Italian writer of Syrian origin (1927–2013)

Alessandro Spina (1927–2013) was the pen name of Basili Shafik Khouzam. Born in Benghazi into a family of Syrian Maronites that originally hailed from Aleppo, Syria, Khouzam was educated in Milan and published his first story in Nuovi Argomenti. Following his return to Benghazi in 1954, Khouzam spent the next twenty-five years managing his father's textile factory in Benghazi while continuing to write in his spare time. Khouzam eventually left Libya in 1979 and retired to Franciacorta, Italy.

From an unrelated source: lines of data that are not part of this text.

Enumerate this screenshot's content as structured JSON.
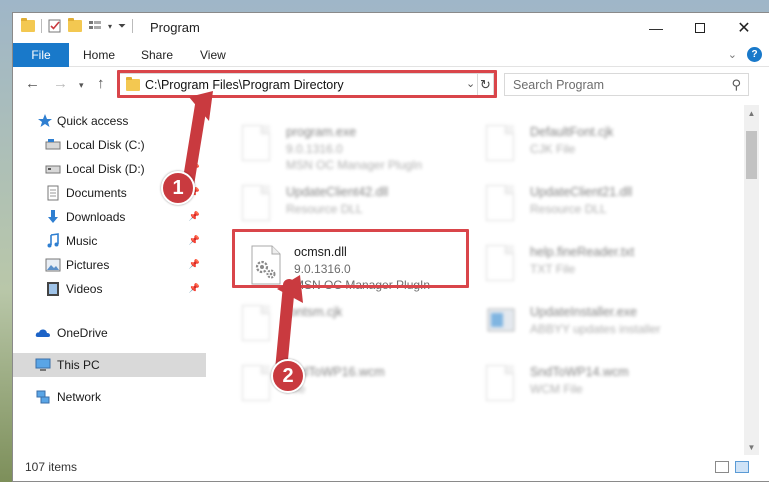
{
  "window": {
    "title": "Program"
  },
  "ribbon": {
    "tabs": [
      {
        "label": "File"
      },
      {
        "label": "Home"
      },
      {
        "label": "Share"
      },
      {
        "label": "View"
      }
    ]
  },
  "address": {
    "path": "C:\\Program Files\\Program Directory"
  },
  "search": {
    "placeholder": "Search Program"
  },
  "sidebar": {
    "items": [
      {
        "label": "Quick access",
        "icon": "star-icon"
      },
      {
        "label": "Local Disk (C:)",
        "icon": "drive-icon"
      },
      {
        "label": "Local Disk (D:)",
        "icon": "drive-icon"
      },
      {
        "label": "Documents",
        "icon": "documents-icon"
      },
      {
        "label": "Downloads",
        "icon": "download-icon"
      },
      {
        "label": "Music",
        "icon": "music-icon"
      },
      {
        "label": "Pictures",
        "icon": "pictures-icon"
      },
      {
        "label": "Videos",
        "icon": "videos-icon"
      },
      {
        "label": "OneDrive",
        "icon": "cloud-icon"
      },
      {
        "label": "This PC",
        "icon": "computer-icon"
      },
      {
        "label": "Network",
        "icon": "network-icon"
      }
    ]
  },
  "files": [
    {
      "name": "program.exe",
      "line2": "9.0.1316.0",
      "line3": "MSN OC Manager PlugIn"
    },
    {
      "name": "DefaultFont.cjk",
      "line2": "CJK File",
      "line3": ""
    },
    {
      "name": "UpdateClient42.dll",
      "line2": "Resource DLL",
      "line3": ""
    },
    {
      "name": "UpdateClient21.dll",
      "line2": "Resource DLL",
      "line3": ""
    },
    {
      "name": "ocmsn.dll",
      "line2": "9.0.1316.0",
      "line3": "MSN OC Manager PlugIn"
    },
    {
      "name": "help.fineReader.txt",
      "line2": "TXT File",
      "line3": ""
    },
    {
      "name": "fontsm.cjk",
      "line2": "",
      "line3": ""
    },
    {
      "name": "UpdateInstaller.exe",
      "line2": "ABBYY updates installer",
      "line3": ""
    },
    {
      "name": "SndToWP16.wcm",
      "line2": "File",
      "line3": ""
    },
    {
      "name": "SndToWP14.wcm",
      "line2": "WCM File",
      "line3": ""
    }
  ],
  "status": {
    "count": "107 items"
  },
  "callouts": {
    "one": "1",
    "two": "2"
  },
  "colors": {
    "accent": "#1979ca",
    "highlight": "#d9454a",
    "callout": "#c93a3f"
  }
}
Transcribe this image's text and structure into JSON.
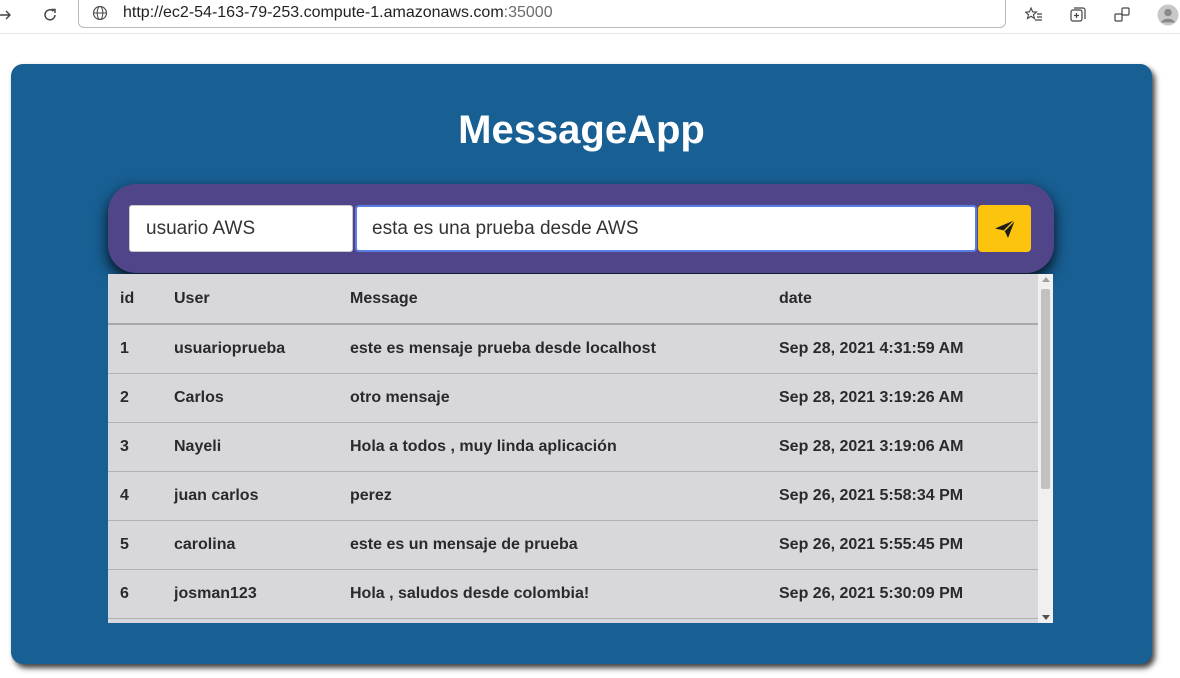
{
  "browser": {
    "url_host": "http://ec2-54-163-79-253.compute-1.amazonaws.com",
    "url_port": ":35000"
  },
  "app": {
    "title": "MessageApp",
    "accent_bg": "#185f93",
    "composer_bg": "#51458a",
    "send_color": "#fcc40c"
  },
  "composer": {
    "user_value": "usuario AWS",
    "message_value": "esta es una prueba desde AWS",
    "send_icon": "paper-plane-icon"
  },
  "table": {
    "headers": [
      "id",
      "User",
      "Message",
      "date"
    ],
    "rows": [
      {
        "id": "1",
        "user": "usuarioprueba",
        "message": "este es mensaje prueba desde localhost",
        "date": "Sep 28, 2021 4:31:59 AM"
      },
      {
        "id": "2",
        "user": "Carlos",
        "message": "otro mensaje",
        "date": "Sep 28, 2021 3:19:26 AM"
      },
      {
        "id": "3",
        "user": "Nayeli",
        "message": "Hola a todos , muy linda aplicación",
        "date": "Sep 28, 2021 3:19:06 AM"
      },
      {
        "id": "4",
        "user": "juan carlos",
        "message": "perez",
        "date": "Sep 26, 2021 5:58:34 PM"
      },
      {
        "id": "5",
        "user": "carolina",
        "message": "este es un mensaje de prueba",
        "date": "Sep 26, 2021 5:55:45 PM"
      },
      {
        "id": "6",
        "user": "josman123",
        "message": "Hola , saludos desde colombia!",
        "date": "Sep 26, 2021 5:30:09 PM"
      },
      {
        "id": "",
        "user": "",
        "message": "",
        "date": ""
      }
    ]
  }
}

Khouzam was associated with various leading Italian writers of his time, including Alberto Moravia, Giorgio Bassani, Vittorio Sereni, and Claudio Magris and his novels were published by various imprints such as Mondadori and Garzanti. His major opus was I confini dell'ombra, a sequence of eleven historical novels and short story collections that chart the history of his native city from the Italo-Turkish War in 1911 to the exploitation of Libya's vast oil reserves in 1964. Although Khouzam individually published each instalment of his epic throughout the 1970s and 1980s, the entire sequence was finally issued as a 1268-page omnibus edition by Morcelliana in 2006 and was awarded the Bagutta Prize in 2007. His work has been compared to that of Paul Bowles and Albert Cossery

==Works==

- Tempo e Corruzione (Garzanti, 1962)
- I confini dell'ombra. In terra d'oltremare (Morcelliana, 2006)
- Diario Di Lavoro: Alle Origini De I Confini Dell'ombra (Morcelliana, 2010)
- L'ospitalità intellettuale (Morcelliana, 2012)
- Elogio dell'inattuale (Morcelliana, 2013)

==Translations==

I confini dell'ombra was translated into English by André Naffis-Sahely as The Confines of the Shadow. Volume 1 of 3 is available from DARF Publishers. Spina has also been translated into French. The first three novels of The Confines of the Shadow were translated by Gérard Genot as Triptyque Libyen (L'Âge d'Homme, 2013), while one of his short stories appeared in a translation by Michel Balzamo as Juin 1940 (Éditions de L'Herne, 2009).